Samstag, 27. Juli 2019

Mittagschlaf beim Hausarzt

Da die liebe Frau Jeanette Mensing eben ein Buch für das Wochenende im Wartezimmer beim Arztes empfahl, möchte ich von heute erzählen.

Ich war nämlich ebendies beim Arzt. Diesen habe ich ja im Verdacht, dass der mich einzig daher aufbietet, damit er für ein paar Minuten einen unterhaltsamen Gesprächspartner bei sich weiß.

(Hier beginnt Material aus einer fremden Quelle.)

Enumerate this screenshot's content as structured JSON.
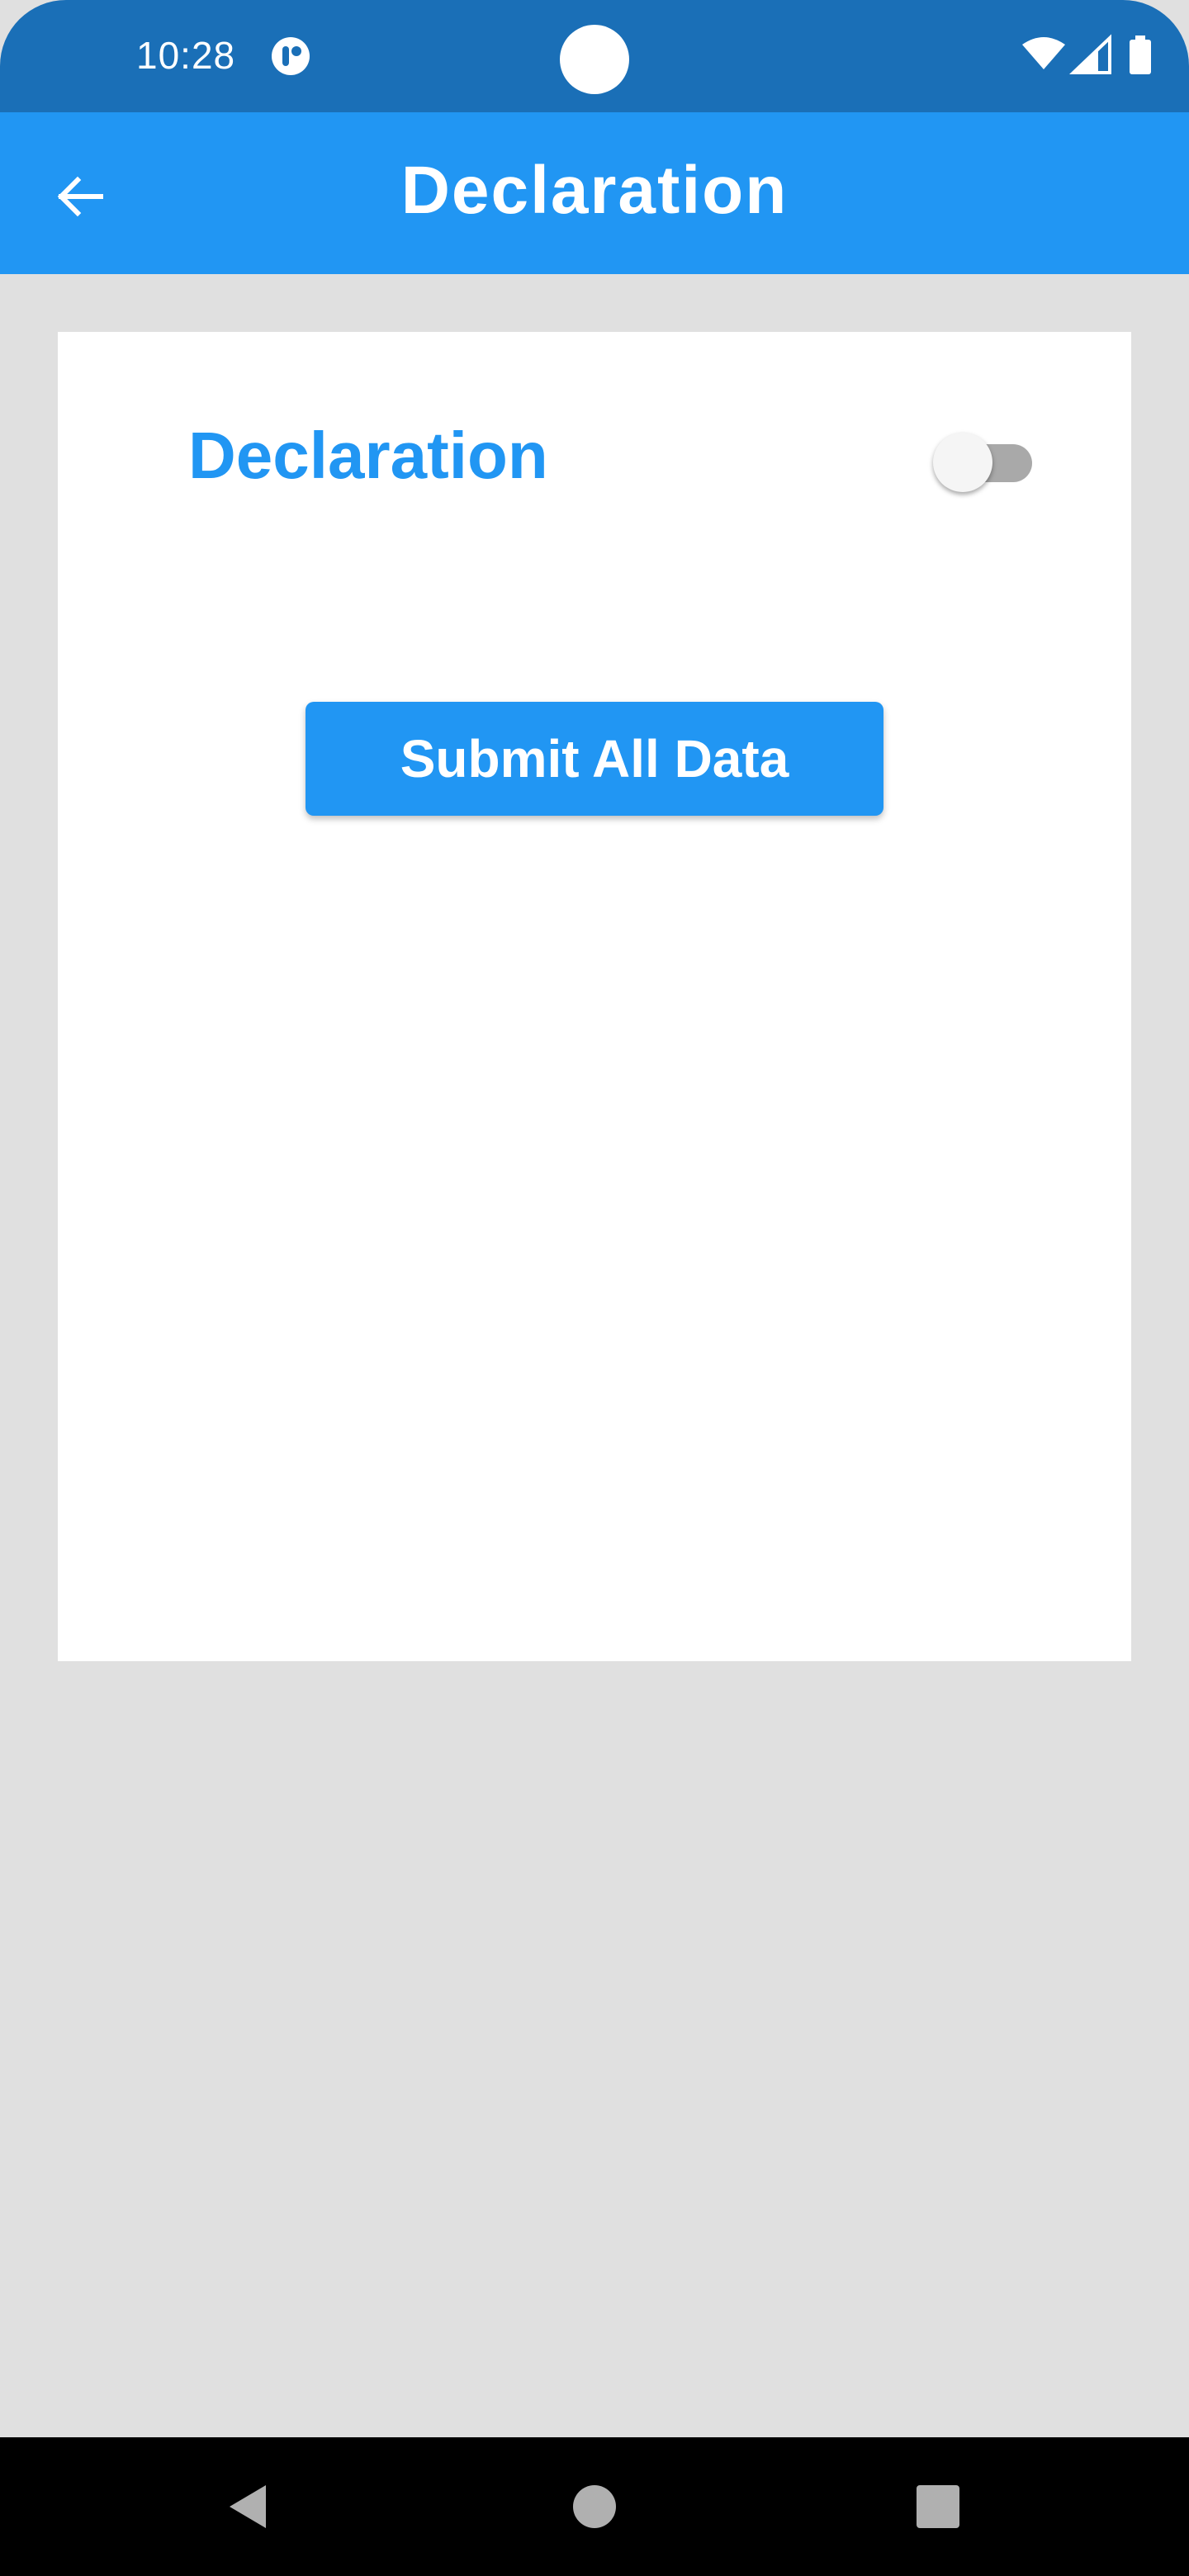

Aber nochmal, der lässt mich auf 10:00 Uhr kommen. Um 10:10 Uhr spricht eine der netten Damen des Patientenmanagements "Herr Jakob, Sie können schon mal ins Besprechungszimmer eins." Wow, das ist seine persönliche Bude. Dunkelbraune Massivwand mit Rauchglasscheiben und eingelassenem Handwaschbecken aus moosgrünem Alabaster und Messingbeschlägen. Schwerer Schreibtisch mit distanzierendem Format, Lederstühle, Sofa, Deckenleuchte. Derrick forever, als er mir beim letzten Mal verrät, die Einrichtung schon vom Vorgänger übernommen zu haben. Aus Erfahrung und verzweifelten Hinweisen seitens der Ärzte weiß ich: Der Job muss einen massiven Anteil menschlicher Verlogenheit, Dämlichkeit und Gejammer mit sich bringen. Menschen am Laufband abzufertigen und sich das immer selbe Gejammer und Gestöhne anzuhören, dabei wäre man Akademiker. Der Zyniker damals in der Schweiz sagte mir beim ersten Termin: "Herr Jakob, noch etwas: Wenn Sie nur ein Zeugnis wollen, sagen Sie das gleich. Aber erzählen Sie mir keine Geschichten." Und so nun auch der Mediziner hier in DE, der wenig älter ist als ich und seine Zeit vermutlich fristet, wach, interessiert und sinnbildlich etwas mit Champus bekleckert, wenn er erst einmal eine meiner Antworten verdauen muss, auf all seine Beschwörungen. However ...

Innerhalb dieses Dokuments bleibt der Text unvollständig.